Iain Dale, at least, has maintained his objectivity in suggesting that Brown was crap this week, just like he was last week. And Cameron was great.

Friday, 16 October 2009

Anti-Smoking Fanatics Will Lose

Warning: this is a bit of a boast post.

A few days ago, the truly horrible Duncan Bannatyne published a truly horrible set of thoughts (it hardly qualifies as an article) on the Grauniad website about why he would "only be happy when smoking was banned" and calling for children to report parents who smoke in their presence to the police. Their own parents! I was so incensed by his fascistic attitude to what is certainly an unhealthy habit, but nowhere near at the apocalyptic, genocidal levels anti-smoking fanatics like him would have us believe, that I posted a few innocuous remarks of my own in response.


The piccy is hard to read unless you click on it.
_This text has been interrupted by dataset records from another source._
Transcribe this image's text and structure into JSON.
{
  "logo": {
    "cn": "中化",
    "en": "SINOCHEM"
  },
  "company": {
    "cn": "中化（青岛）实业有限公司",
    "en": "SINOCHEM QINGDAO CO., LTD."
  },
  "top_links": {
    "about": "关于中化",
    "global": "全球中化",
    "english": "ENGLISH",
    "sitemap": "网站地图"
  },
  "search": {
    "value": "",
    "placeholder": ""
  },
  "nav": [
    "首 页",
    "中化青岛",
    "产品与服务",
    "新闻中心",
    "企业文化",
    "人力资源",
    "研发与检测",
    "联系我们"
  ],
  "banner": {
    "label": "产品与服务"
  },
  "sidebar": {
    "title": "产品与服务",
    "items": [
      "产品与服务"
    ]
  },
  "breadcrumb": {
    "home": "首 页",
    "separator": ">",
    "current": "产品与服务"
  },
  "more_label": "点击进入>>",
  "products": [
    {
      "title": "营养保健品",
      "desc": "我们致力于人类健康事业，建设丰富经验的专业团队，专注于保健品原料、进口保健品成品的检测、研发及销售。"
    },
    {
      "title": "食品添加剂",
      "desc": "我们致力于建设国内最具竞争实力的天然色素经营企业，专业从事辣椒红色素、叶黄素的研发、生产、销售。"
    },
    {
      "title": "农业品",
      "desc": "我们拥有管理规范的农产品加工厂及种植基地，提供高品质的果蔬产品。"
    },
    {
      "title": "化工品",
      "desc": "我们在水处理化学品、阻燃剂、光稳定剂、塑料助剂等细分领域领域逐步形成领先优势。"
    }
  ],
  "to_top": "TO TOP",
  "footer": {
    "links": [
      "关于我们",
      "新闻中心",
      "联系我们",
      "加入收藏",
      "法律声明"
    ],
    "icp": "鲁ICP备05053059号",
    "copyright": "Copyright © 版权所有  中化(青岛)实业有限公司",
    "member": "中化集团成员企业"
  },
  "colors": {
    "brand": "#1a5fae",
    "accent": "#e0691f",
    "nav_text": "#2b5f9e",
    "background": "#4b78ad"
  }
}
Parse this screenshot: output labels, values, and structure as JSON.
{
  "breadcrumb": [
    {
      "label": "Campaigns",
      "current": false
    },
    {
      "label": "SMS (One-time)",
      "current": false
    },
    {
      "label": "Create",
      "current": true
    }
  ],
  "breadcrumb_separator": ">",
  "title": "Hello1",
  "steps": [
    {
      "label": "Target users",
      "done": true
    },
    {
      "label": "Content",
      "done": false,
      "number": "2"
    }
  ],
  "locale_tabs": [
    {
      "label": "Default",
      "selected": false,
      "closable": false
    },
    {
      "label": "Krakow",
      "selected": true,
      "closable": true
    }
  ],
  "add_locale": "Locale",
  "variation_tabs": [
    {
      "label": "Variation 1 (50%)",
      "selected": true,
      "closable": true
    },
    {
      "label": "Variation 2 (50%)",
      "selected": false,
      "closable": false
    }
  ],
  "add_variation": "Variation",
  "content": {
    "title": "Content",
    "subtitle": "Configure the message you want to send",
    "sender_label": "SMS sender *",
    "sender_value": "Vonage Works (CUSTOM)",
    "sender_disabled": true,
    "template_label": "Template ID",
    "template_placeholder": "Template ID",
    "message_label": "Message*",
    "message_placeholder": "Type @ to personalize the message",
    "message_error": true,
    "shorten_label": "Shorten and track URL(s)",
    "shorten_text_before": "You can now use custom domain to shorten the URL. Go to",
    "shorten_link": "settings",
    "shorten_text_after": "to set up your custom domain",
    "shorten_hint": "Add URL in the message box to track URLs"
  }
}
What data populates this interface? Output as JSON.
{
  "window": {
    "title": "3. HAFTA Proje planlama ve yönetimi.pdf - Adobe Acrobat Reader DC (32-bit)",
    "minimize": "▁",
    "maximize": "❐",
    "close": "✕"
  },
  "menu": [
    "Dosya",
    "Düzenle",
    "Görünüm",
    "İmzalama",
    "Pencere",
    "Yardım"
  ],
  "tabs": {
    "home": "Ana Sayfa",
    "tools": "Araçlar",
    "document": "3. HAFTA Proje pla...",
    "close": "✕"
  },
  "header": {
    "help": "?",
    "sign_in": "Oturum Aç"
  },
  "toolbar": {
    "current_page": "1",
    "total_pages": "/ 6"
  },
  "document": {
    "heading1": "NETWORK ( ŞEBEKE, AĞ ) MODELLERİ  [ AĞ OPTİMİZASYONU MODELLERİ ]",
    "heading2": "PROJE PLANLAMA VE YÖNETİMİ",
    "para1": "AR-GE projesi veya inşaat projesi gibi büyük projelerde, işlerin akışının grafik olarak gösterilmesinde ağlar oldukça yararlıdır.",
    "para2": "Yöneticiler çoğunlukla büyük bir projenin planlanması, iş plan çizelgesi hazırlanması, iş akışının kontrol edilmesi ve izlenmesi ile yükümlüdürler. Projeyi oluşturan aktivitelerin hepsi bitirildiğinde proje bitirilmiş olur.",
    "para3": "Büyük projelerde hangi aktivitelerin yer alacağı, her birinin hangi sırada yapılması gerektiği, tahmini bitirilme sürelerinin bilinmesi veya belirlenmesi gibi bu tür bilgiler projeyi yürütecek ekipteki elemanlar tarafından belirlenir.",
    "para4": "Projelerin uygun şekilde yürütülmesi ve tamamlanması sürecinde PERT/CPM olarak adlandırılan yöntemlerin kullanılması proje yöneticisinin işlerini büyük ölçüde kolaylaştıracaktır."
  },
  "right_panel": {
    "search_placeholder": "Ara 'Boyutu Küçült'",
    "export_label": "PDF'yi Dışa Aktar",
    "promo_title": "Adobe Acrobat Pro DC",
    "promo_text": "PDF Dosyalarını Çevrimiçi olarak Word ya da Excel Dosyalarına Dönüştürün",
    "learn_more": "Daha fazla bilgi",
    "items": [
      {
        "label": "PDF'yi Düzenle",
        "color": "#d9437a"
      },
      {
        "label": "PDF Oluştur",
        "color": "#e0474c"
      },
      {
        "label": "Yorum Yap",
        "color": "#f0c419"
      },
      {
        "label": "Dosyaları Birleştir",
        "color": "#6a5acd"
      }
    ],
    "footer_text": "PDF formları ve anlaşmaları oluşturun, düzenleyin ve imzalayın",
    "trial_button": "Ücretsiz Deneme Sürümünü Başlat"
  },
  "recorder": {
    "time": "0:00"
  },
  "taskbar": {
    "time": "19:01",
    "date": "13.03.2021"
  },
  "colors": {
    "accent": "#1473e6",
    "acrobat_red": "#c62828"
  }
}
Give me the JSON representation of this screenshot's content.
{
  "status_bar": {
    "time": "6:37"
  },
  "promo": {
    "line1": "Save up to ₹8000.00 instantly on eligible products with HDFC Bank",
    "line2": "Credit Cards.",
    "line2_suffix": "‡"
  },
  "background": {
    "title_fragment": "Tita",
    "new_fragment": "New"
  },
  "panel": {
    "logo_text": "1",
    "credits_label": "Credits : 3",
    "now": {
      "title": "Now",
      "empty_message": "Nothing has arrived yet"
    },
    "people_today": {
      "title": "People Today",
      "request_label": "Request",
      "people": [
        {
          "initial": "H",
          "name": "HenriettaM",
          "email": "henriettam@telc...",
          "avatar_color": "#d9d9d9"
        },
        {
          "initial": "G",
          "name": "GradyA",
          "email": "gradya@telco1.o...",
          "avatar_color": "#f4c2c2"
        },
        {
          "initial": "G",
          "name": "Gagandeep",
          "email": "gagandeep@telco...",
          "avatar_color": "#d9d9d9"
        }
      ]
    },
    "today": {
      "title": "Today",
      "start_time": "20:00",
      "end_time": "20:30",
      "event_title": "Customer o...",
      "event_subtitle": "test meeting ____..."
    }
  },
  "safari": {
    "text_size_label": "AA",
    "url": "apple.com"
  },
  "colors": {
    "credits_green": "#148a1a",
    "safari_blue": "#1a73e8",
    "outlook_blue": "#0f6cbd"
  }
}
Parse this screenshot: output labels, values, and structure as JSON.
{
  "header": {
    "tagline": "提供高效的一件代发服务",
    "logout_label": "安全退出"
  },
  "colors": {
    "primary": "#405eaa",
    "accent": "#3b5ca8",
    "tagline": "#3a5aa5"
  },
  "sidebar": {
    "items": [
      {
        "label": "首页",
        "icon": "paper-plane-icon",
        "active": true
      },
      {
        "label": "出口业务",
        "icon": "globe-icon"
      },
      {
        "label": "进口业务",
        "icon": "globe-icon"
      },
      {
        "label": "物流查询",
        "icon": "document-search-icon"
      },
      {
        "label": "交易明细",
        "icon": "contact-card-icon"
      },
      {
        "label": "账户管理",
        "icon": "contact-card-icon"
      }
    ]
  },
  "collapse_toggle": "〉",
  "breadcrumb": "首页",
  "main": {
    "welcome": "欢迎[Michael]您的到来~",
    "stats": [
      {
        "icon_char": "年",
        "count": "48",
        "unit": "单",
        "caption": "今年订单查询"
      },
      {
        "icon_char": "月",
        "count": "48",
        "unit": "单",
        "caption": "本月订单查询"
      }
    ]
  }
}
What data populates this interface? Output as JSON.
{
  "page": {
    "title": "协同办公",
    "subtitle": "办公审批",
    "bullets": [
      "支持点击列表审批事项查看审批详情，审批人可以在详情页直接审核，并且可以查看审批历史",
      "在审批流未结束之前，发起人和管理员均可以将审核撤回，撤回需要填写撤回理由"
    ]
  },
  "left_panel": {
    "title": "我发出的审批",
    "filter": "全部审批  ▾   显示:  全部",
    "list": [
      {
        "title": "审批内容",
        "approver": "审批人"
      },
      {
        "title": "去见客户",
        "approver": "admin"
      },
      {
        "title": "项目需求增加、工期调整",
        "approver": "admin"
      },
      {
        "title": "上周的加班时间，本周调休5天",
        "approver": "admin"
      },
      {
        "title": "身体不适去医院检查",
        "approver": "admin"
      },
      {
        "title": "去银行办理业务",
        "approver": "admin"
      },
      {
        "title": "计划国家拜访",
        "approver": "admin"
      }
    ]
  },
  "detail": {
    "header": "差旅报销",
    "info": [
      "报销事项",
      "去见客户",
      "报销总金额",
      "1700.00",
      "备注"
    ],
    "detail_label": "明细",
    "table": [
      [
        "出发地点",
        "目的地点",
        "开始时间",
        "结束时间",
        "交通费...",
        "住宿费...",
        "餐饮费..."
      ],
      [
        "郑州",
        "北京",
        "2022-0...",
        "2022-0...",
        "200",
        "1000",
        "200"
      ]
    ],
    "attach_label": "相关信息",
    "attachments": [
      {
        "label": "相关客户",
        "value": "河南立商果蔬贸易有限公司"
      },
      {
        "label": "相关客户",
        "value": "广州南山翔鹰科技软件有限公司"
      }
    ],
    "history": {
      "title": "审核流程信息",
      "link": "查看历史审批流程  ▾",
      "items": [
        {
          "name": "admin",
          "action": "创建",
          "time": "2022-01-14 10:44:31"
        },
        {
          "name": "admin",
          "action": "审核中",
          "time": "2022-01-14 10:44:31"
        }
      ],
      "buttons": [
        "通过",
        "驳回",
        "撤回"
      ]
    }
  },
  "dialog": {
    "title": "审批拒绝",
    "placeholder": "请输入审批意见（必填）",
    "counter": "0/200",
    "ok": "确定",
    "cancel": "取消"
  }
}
This is what I said:

Yeah, yeah, yeah. Another proselytising ex-smoker banging on about his Damascene conversion and the need to treat evil smokers like second class filth. It's not the anti-smoking thing that gets me, it's the sheer hatred masquerading as concern and justified by a dangerous sense of moral superiority.

Stick to making money by exploiting the hard work and creativity of others, mate. That's what you're "good" at.

Next!

Not quite an exocet, I know. Yet a few days later, when glancing at it again, I was pleasantly surprised by the response my gripe had stimulated, complete with 800-odd "recommends", which is pretty high for Cif.

But I was far more impressed by the deluge of other (far better) comments that together nailed Bannatyne comprehensively and deservedly. Old Labour, Brownite brown-nose that he is, too, the ubiquitous condemnation couldn't have happened to a nicer man.

Suffice to say, a far more libertarian, anti-authoritarian mood is definitely emerging in this country, and that is a cause for optimism. There is hope for Britain after all.